For young professionals living in cities such as London, the economics of owning a car no longer make sense.

“It is getting harder and harder to own a car and it is becoming harder and harder to run,” says Andrew Smith, managing director of Sixt, the vehicle rental company.

So it’s PR blather, obviously. But more than that it’s blather anyway. Students and young professionals in London didn’t run a car there 4 decades back either. Why would you?

Sure, folk who do a real job with a toolbox, but office work? Pah, and fie.

Anyway, would interfere with the drinking too much.

12 thoughts on “Blather”

  1. In London, owning a car makes no sense and public transport is available and reliable.
    Outside London, owning a car is a necessity as public transport is frequently unavailable and is unreliable.

    Our politicians create transport policy as if everyone lives in London.

  2. Bloke in North Dorset

    A mate who is a bit of a car fanatic lived in a flat opposite the MI5 building for about 5 years and could walk to work. He didn’t bother owning a car and would rent something nice and different when he needed one.

  3. Must have been the only one who did, then. And bliss it was. Park outside the Swan in the Bayswater Road, drop in for a pint with Mick Jagger supping at the other end of the bar. Cruising through Hyde Park in the summer sun with the top down. The opportunity to offer totty a ride home to Hampstead with more than coffee to be looked forward to at the other end. You’re right Steve. Even then.

  4. Certainly when I moved from Leeds to the London borough of Highgate, parking was such a pain in the arse that I left my car at my parents and eventually sold it.

    Can’t do much damage as a drunk passenger of a tube carriage and no chance of being done for “Drunk in charge” either.

    I only bought a car once more when I relocated to the distant suburbs and started commuting long distance into London.

  5. What BiS says. Driving a car in London can be an absolute delight, especially at weekends & evenings when parking is free or cheap. The hobbits on the underground don’t know what they’re missing.

  6. Driving a car in London can be an absolute delight, especially at weekends & evenings when parking is free or cheap.

    Is that still the case? I used to take a Saturday drive down to London every month or so in the ’90s and early 2000s; it was a delight as you say. Easy journey in and you could park for free just north of Oxford Street and have a great wonder around the second hand record and book shops, computer stores, etc. It was easy to nip across to Notting Hill for more of the same.

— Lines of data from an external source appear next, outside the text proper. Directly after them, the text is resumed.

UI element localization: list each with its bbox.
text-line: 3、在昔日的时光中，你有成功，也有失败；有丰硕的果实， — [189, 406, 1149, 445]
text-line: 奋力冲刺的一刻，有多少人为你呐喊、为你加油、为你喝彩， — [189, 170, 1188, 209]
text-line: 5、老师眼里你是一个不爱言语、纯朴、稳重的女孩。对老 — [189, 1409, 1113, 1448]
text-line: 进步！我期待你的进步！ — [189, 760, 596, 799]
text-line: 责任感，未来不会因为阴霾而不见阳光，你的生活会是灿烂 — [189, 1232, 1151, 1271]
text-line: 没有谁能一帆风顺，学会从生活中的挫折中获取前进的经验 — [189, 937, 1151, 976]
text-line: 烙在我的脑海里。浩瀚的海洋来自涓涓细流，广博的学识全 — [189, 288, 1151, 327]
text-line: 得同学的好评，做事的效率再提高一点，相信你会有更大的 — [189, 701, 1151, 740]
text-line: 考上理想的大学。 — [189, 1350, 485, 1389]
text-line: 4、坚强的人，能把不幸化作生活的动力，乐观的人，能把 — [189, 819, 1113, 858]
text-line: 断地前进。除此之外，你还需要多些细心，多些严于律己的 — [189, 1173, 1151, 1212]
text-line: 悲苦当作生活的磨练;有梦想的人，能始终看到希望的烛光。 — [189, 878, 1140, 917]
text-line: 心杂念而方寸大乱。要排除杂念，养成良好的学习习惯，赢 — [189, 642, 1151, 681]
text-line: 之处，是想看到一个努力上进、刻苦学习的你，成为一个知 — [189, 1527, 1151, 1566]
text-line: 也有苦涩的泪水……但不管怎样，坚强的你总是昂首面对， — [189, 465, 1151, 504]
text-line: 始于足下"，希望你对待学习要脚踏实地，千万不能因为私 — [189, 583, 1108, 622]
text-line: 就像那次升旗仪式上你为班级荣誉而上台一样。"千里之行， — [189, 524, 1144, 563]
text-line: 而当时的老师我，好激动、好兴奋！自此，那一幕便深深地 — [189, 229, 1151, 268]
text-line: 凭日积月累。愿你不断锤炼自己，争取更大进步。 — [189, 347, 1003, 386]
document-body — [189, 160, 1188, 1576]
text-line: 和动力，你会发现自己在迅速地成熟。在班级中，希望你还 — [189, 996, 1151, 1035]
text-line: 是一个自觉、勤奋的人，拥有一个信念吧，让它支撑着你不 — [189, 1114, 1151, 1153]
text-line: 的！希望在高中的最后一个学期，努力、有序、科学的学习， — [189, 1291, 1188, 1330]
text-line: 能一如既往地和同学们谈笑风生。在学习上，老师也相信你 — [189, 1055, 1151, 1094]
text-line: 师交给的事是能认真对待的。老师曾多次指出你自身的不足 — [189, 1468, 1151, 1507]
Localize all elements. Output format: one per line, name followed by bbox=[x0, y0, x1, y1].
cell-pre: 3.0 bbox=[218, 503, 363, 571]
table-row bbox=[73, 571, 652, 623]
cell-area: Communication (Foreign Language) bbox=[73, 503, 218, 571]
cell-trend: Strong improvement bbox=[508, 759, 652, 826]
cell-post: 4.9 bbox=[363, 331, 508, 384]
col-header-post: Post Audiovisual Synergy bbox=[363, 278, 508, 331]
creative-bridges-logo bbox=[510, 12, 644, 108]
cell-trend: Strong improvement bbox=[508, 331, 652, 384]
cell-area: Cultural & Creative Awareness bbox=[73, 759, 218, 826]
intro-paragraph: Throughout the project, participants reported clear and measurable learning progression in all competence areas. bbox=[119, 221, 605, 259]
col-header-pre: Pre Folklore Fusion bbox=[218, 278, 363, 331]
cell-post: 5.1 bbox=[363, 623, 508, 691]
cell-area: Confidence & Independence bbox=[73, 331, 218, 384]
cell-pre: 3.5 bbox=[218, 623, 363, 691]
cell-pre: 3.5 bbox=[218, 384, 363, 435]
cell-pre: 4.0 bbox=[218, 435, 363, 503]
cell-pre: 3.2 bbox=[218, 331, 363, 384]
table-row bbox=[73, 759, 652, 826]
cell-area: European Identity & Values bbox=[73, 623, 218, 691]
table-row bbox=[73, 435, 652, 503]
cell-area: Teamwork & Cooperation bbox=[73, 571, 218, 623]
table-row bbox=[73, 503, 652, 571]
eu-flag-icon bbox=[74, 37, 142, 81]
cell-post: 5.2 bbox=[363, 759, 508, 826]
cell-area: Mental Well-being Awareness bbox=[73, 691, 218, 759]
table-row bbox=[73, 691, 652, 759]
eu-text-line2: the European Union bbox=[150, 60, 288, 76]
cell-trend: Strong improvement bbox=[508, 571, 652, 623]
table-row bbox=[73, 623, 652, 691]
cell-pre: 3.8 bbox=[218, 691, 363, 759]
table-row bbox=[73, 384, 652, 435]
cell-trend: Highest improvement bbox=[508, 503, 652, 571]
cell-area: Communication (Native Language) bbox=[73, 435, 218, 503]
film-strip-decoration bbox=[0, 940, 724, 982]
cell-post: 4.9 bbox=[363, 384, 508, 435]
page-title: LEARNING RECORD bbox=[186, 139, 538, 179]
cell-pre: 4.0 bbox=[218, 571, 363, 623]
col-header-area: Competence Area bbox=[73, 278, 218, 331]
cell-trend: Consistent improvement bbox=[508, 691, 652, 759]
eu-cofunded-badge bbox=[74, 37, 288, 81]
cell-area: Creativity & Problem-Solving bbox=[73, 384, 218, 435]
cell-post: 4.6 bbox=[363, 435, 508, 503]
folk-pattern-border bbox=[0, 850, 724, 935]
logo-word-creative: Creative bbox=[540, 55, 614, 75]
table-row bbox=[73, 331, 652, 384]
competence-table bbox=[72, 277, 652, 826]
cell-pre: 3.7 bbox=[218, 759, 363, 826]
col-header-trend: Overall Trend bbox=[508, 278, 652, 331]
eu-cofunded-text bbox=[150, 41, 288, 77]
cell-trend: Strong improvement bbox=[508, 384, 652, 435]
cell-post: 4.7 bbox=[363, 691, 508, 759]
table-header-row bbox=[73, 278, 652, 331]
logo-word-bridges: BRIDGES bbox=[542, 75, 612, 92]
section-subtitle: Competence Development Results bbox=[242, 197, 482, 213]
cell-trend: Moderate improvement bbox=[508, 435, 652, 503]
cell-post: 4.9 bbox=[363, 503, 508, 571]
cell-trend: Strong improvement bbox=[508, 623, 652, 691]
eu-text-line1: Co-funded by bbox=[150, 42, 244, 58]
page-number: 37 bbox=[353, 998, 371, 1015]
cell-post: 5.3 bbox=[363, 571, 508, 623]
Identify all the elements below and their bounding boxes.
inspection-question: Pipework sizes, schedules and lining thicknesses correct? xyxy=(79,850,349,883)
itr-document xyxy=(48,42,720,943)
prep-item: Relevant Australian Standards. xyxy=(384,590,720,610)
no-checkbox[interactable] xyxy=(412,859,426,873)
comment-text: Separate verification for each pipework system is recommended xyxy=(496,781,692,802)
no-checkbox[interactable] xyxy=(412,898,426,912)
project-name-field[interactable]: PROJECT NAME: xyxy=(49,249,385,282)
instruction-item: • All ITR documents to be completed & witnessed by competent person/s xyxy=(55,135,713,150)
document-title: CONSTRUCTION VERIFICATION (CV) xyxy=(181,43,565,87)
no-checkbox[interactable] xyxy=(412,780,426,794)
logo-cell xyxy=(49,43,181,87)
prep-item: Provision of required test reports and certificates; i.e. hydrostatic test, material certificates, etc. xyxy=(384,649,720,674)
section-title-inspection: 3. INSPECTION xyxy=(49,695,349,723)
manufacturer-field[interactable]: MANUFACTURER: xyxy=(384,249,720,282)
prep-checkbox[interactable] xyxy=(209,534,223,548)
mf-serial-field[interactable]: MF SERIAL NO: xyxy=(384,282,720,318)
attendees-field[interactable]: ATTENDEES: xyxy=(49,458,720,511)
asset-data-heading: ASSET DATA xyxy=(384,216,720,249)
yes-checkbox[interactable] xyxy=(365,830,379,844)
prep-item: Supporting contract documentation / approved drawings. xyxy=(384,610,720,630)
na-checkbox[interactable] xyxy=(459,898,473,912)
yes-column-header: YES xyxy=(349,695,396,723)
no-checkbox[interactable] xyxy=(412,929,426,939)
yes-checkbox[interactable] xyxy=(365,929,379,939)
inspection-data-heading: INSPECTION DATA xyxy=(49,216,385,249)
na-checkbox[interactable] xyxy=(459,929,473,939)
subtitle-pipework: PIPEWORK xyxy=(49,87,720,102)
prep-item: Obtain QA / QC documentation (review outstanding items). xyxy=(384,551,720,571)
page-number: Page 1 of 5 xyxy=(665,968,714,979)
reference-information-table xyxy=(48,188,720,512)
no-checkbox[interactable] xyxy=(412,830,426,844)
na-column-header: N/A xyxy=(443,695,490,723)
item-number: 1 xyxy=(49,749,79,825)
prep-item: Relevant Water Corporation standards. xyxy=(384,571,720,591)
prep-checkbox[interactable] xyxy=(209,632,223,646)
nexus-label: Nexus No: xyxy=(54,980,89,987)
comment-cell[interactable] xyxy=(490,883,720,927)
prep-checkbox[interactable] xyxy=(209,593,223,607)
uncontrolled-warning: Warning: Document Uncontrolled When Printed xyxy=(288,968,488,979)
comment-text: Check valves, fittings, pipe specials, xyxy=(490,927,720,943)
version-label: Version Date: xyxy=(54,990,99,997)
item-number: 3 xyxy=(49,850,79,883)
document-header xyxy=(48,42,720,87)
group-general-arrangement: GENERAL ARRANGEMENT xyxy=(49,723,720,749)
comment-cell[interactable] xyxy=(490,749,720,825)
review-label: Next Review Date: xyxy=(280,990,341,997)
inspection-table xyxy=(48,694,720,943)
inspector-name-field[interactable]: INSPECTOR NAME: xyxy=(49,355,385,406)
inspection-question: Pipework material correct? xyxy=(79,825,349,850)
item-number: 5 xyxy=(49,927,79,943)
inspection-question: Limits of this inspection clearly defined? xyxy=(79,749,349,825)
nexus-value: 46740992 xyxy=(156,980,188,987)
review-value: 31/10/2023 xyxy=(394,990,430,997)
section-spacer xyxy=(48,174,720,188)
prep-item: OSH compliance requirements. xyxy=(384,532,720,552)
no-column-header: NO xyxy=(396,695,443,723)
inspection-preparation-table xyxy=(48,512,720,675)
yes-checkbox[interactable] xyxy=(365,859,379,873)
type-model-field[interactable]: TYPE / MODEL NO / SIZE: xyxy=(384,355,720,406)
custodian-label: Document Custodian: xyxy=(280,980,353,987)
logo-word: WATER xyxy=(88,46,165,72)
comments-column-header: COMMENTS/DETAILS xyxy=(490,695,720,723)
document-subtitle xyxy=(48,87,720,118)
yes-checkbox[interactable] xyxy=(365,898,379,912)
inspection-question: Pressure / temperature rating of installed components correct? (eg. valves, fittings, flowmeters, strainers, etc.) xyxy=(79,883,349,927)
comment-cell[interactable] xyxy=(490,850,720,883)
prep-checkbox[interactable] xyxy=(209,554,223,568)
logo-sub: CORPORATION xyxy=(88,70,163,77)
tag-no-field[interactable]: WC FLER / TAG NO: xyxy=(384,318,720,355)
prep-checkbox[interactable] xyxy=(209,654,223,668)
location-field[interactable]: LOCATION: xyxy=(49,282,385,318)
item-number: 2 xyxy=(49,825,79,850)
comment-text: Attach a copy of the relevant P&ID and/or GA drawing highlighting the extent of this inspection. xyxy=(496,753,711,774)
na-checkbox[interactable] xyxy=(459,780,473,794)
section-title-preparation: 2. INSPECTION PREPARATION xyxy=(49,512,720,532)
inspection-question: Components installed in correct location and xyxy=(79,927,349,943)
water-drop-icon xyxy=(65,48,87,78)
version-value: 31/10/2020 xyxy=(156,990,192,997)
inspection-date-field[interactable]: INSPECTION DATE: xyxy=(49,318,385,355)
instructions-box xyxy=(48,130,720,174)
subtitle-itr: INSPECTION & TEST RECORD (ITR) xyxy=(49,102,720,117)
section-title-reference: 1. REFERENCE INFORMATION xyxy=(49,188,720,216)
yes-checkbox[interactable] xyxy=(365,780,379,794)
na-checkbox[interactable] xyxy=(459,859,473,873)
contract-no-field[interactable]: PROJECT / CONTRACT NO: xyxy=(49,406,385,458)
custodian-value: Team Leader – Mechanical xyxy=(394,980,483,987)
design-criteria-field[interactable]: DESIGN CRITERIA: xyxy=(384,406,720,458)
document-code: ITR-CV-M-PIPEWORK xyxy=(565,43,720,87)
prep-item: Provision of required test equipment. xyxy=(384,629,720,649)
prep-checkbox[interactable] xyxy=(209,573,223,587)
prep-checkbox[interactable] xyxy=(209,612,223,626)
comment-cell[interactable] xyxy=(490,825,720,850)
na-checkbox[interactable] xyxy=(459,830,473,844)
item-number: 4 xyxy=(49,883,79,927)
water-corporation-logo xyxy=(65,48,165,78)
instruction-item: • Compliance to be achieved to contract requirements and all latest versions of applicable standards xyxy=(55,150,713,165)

    But then the parking fees came in, and soon after the parking bays started being taken out for cycle lanes and assorted shite. At the same time, perhaps not unrelated, the specialist shops started disappearing. It became increasingly unpleasant and finally there was no reason to go. Not been for nearly twenty years apart from a couple of weekday work trips which were a nightmare. To be fair, most cities have done the same to themselves.

  7. I lived in London for nearly twenty years, most of the time I had the option of renting a safe parking space in the basement at an easily affordable price; never wanted to own a car while there – it wasn’t worth it. London buses were apallingly unreliable but the Tube was good and on the two occasions that I missed the last Tube I hd no problem walking home (luckily it wasn’t raining). I hired a car when went to Aldeburgh with some friends, but within London Tube and feet were all I needed (sometimes a taxi to a meeting when it was on expenses).
    For young men (except estate agents) the economics of owning a car *never* made sense.

  8. The article comes across the same as the rest of the DT’s Net Zero brainwashing nonsense. Trying to put the idea into people’s heads that we can’t do this, we won’t have that, etc.

    “Car bad, they are on the way out, get used to the idea. And enjoy your crickets.”

  9. I just to live in Zone 3 in London and I worked at Canary Wharf so did the bus, tube DLR shuffle each day. But my wife worked in Barking 8 miles away and it was a bit more of a faff travelling there with best part of a mile walk at each end to bus or rail station, so she drove. If you wanted to do a weekly shop, most big supermarkets were a mile or two away so a car was more the preferred mode of transport. So there is some need for a car in outer London.